Declarado inelegível por oito anos pela Justiça Eleitoral em decisão de primeira instância, o empresário Clébio Lopes Pereira, conhecido como Clébio Jacaré (União), registrou candidatura a deputado federal nas eleições de 2026 com um patrimônio de R$ 57.065.162,25 declarado ao Tribunal Superior Eleitoral (TSE).
A candidatura foi apresentada meses depois de a Justiça Eleitoral decretar sua inelegibilidade por oito anos em uma ação relacionada à campanha para a Prefeitura de Nova Iguaçu, em 2024.
O patrimônio informado neste ano representa um crescimento expressivo em relação às eleições de 2022, quando Jacaré declarou cerca de R$ 16 milhões em bens ao disputar, pela primeira vez, uma vaga na Câmara dos Deputados.
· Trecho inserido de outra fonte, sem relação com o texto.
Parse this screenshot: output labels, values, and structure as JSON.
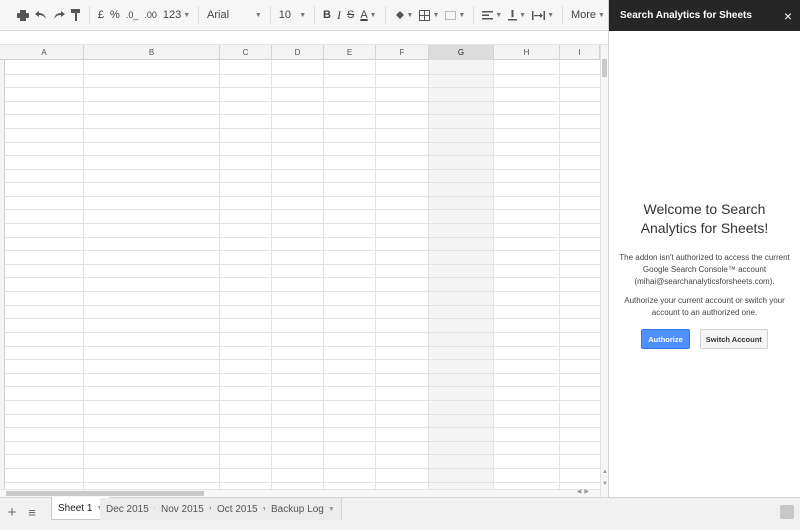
{
  "toolbar": {
    "currency": "£",
    "percent": "%",
    "dec_decrease": ".0_",
    "dec_increase": ".00",
    "number_format": "123",
    "font": "Arial",
    "font_size": "10",
    "bold": "B",
    "italic": "I",
    "strike": "S",
    "text_color": "A",
    "more": "More"
  },
  "columns": [
    "A",
    "B",
    "C",
    "D",
    "E",
    "F",
    "G",
    "H",
    "I"
  ],
  "selected_column": "G",
  "sheet_tabs": [
    {
      "label": "Sheet 1",
      "active": true
    },
    {
      "label": "Dec 2015",
      "active": false
    },
    {
      "label": "Nov 2015",
      "active": false
    },
    {
      "label": "Oct 2015",
      "active": false
    },
    {
      "label": "Backup Log",
      "active": false
    }
  ],
  "sidebar": {
    "title": "Search Analytics for Sheets",
    "close": "×",
    "welcome": "Welcome to Search Analytics for Sheets!",
    "message": "The addon isn't authorized to access the current Google Search Console™ account (mihai@searchanalyticsforsheets.com).",
    "instruction": "Authorize your current account or switch your account to an authorized one.",
    "authorize_label": "Authorize",
    "switch_label": "Switch Account",
    "accent_color": "#4d90fe"
  }
}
No mesmo ano, o empresário foi preso durante a Operação Apanthropía, deflagrada pelo Ministério Público do Rio de Janeiro (MPRJ), que investigou um esquema de corrupção na Prefeitura de Itatiaia, no Sul Fluminense.
Clébio Jacaré declara ter R$ 11,95 milhões em espécie
Assim como ocorreu há quatro anos, um dos itens que mais chama atenção na declaração é o volume de dinheiro em espécie.
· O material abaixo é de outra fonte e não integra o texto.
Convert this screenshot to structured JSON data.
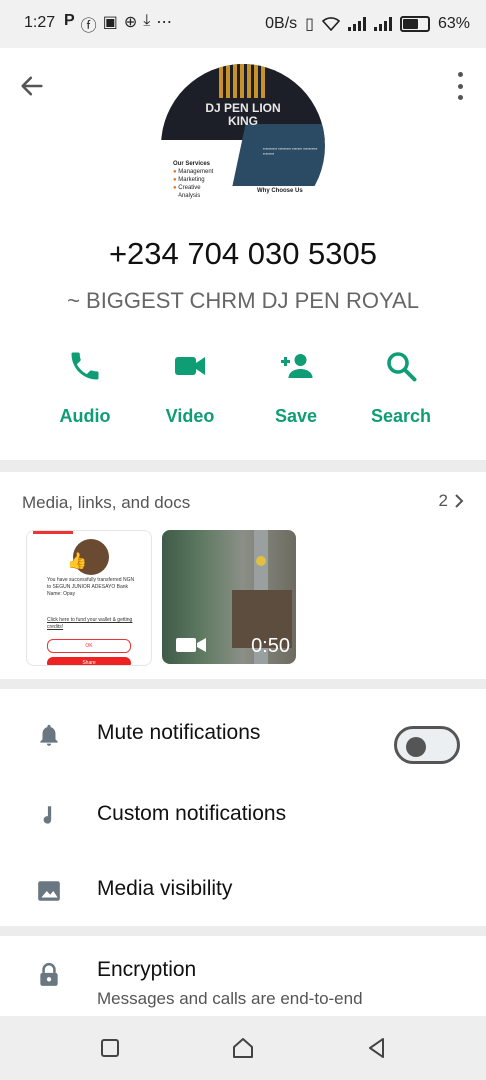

Em 2022, Jacaré informou possuir R$ 5 milhões guardados em dinheiro vivo. Agora, o valor declarado nessa modalidade chegou a R$ 11,95 milhões, mais que o dobro do registrado na última eleição.
Entre os bens de maior valor também aparecem uma cessão de quotas avaliada em R$ 20 milhões, R$ 5,6 milhões registrados como “valor adiantado”, uma casa em condomínio de R$ 3 milhões, um sítio de R$ 2,05 milhões, além de diversos imóveis, terrenos e participações societárias.
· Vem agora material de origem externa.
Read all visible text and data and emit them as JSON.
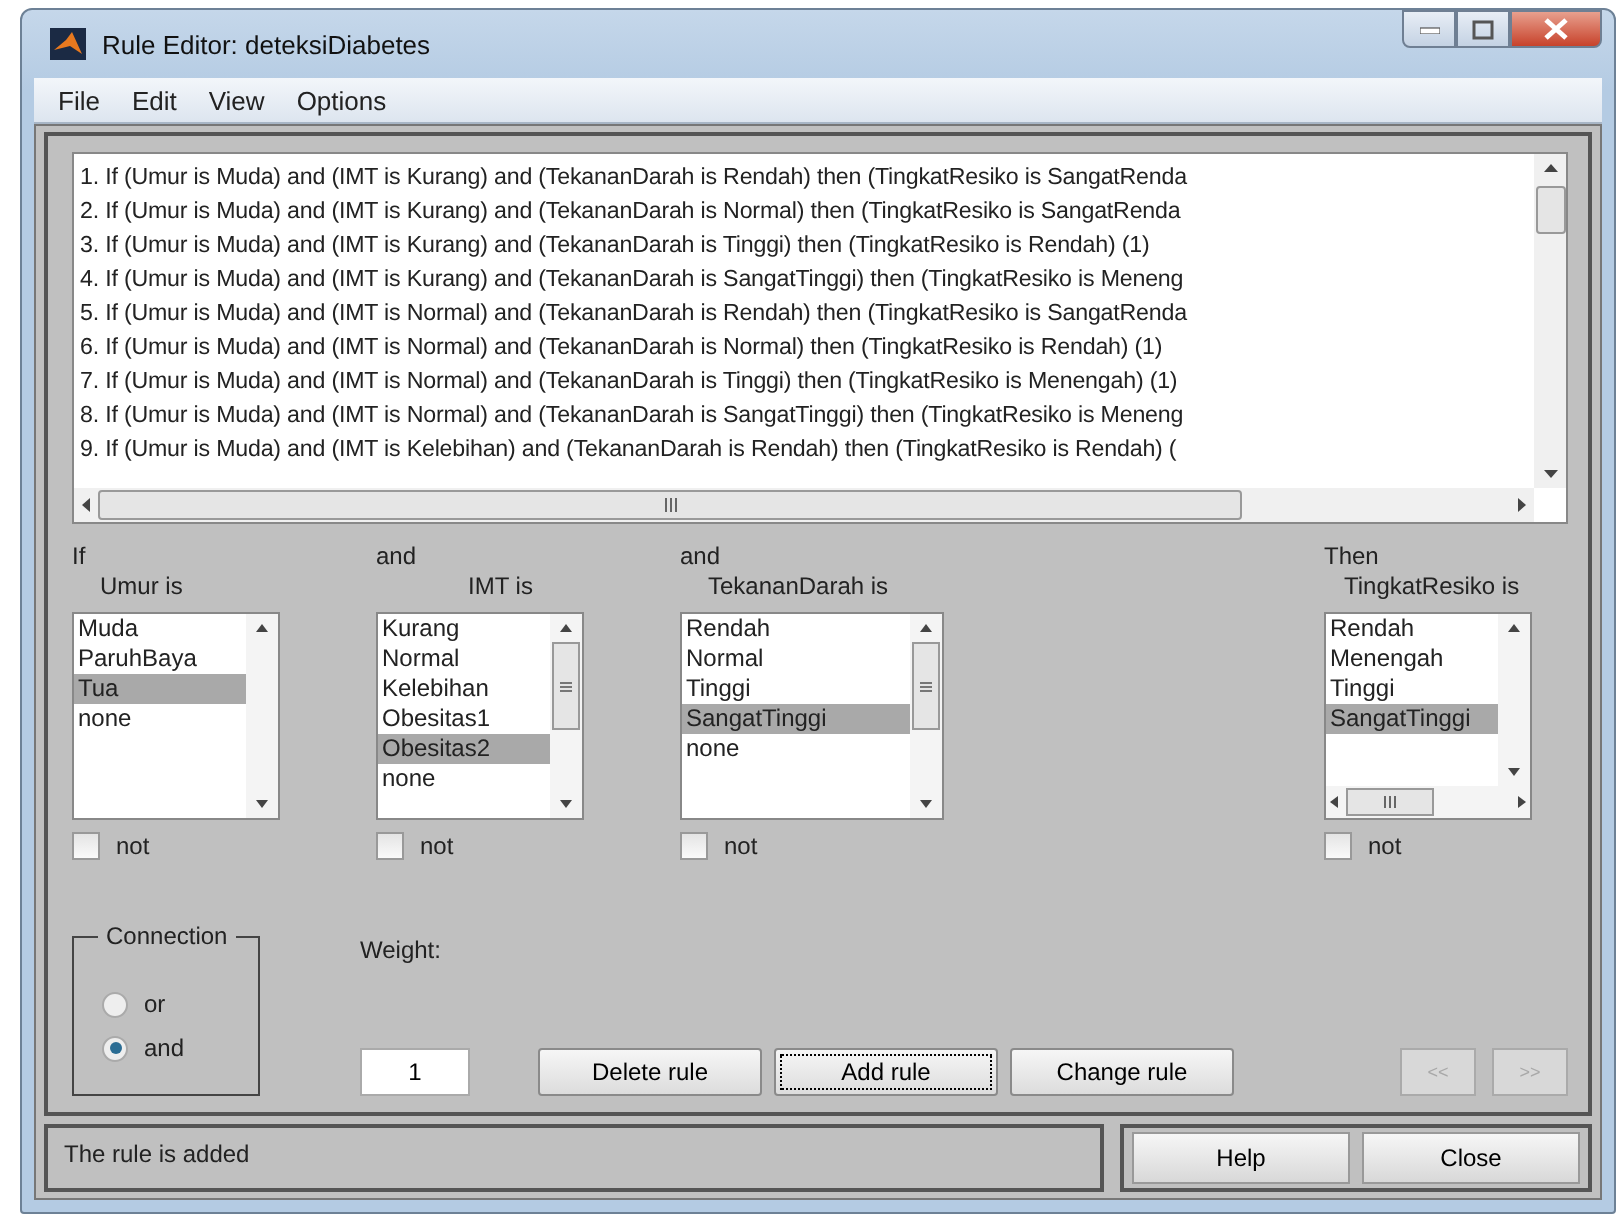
{
  "window": {
    "title": "Rule Editor: deteksiDiabetes"
  },
  "menu": [
    "File",
    "Edit",
    "View",
    "Options"
  ],
  "rules": [
    "1. If (Umur is Muda) and (IMT is Kurang) and (TekananDarah is Rendah) then (TingkatResiko is SangatRenda",
    "2. If (Umur is Muda) and (IMT is Kurang) and (TekananDarah is Normal) then (TingkatResiko is SangatRenda",
    "3. If (Umur is Muda) and (IMT is Kurang) and (TekananDarah is Tinggi) then (TingkatResiko is Rendah) (1)",
    "4. If (Umur is Muda) and (IMT is Kurang) and (TekananDarah is SangatTinggi) then (TingkatResiko is Meneng",
    "5. If (Umur is Muda) and (IMT is Normal) and (TekananDarah is Rendah) then (TingkatResiko is SangatRenda",
    "6. If (Umur is Muda) and (IMT is Normal) and (TekananDarah is Normal) then (TingkatResiko is Rendah) (1)",
    "7. If (Umur is Muda) and (IMT is Normal) and (TekananDarah is Tinggi) then (TingkatResiko is Menengah) (1)",
    "8. If (Umur is Muda) and (IMT is Normal) and (TekananDarah is SangatTinggi) then (TingkatResiko is Meneng",
    "9. If (Umur is Muda) and (IMT is Kelebihan) and (TekananDarah is Rendah) then (TingkatResiko is Rendah) ("
  ],
  "variables": [
    {
      "connector": "If",
      "label": "Umur is",
      "not_label": "not",
      "not_checked": false,
      "items": [
        {
          "text": "Muda",
          "selected": false
        },
        {
          "text": "ParuhBaya",
          "selected": false
        },
        {
          "text": "Tua",
          "selected": true
        },
        {
          "text": "none",
          "selected": false
        }
      ]
    },
    {
      "connector": "and",
      "label": "IMT is",
      "not_label": "not",
      "not_checked": false,
      "items": [
        {
          "text": "Kurang",
          "selected": false
        },
        {
          "text": "Normal",
          "selected": false
        },
        {
          "text": "Kelebihan",
          "selected": false
        },
        {
          "text": "Obesitas1",
          "selected": false
        },
        {
          "text": "Obesitas2",
          "selected": true
        },
        {
          "text": "none",
          "selected": false
        }
      ]
    },
    {
      "connector": "and",
      "label": "TekananDarah is",
      "not_label": "not",
      "not_checked": false,
      "items": [
        {
          "text": "Rendah",
          "selected": false
        },
        {
          "text": "Normal",
          "selected": false
        },
        {
          "text": "Tinggi",
          "selected": false
        },
        {
          "text": "SangatTinggi",
          "selected": true
        },
        {
          "text": "none",
          "selected": false
        }
      ]
    },
    {
      "connector": "Then",
      "label": "TingkatResiko is",
      "not_label": "not",
      "not_checked": false,
      "items": [
        {
          "text": "Rendah",
          "selected": false
        },
        {
          "text": "Menengah",
          "selected": false
        },
        {
          "text": "Tinggi",
          "selected": false
        },
        {
          "text": "SangatTinggi",
          "selected": true
        }
      ]
    }
  ],
  "connection": {
    "title": "Connection",
    "options": [
      {
        "label": "or",
        "selected": false
      },
      {
        "label": "and",
        "selected": true
      }
    ]
  },
  "weight": {
    "label": "Weight:",
    "value": "1"
  },
  "buttons": [
    {
      "label": "Delete rule",
      "focused": false
    },
    {
      "label": "Add rule",
      "focused": true
    },
    {
      "label": "Change rule",
      "focused": false
    }
  ],
  "nav": [
    {
      "label": "<<",
      "disabled": true
    },
    {
      "label": ">>",
      "disabled": true
    }
  ],
  "status": "The rule is added",
  "footer_buttons": [
    "Help",
    "Close"
  ]
}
Candidato foi declarado inelegível pela Justiça de Nova Iguaçu
Em maio deste ano, a 156ª Zona Eleitoral de Nova Iguaçu declarou Clébio Jacaré inelegível por oito anos por abuso de poder econômico durante a campanha municipal de 2024.
Segundo a sentença, ele e o então candidato a vereador Marcelo Fernandes Loureiro, o Marcelinho das Crianças, promoveram eventos gratuitos voltados ao público infantil e familiar, com passeios de trenzinho, festas e distribuição de brinquedos e brindes. Para a Justiça, as ações extrapolaram os limites da legislação eleitoral e comprometeram a igualdade entre os candidatos.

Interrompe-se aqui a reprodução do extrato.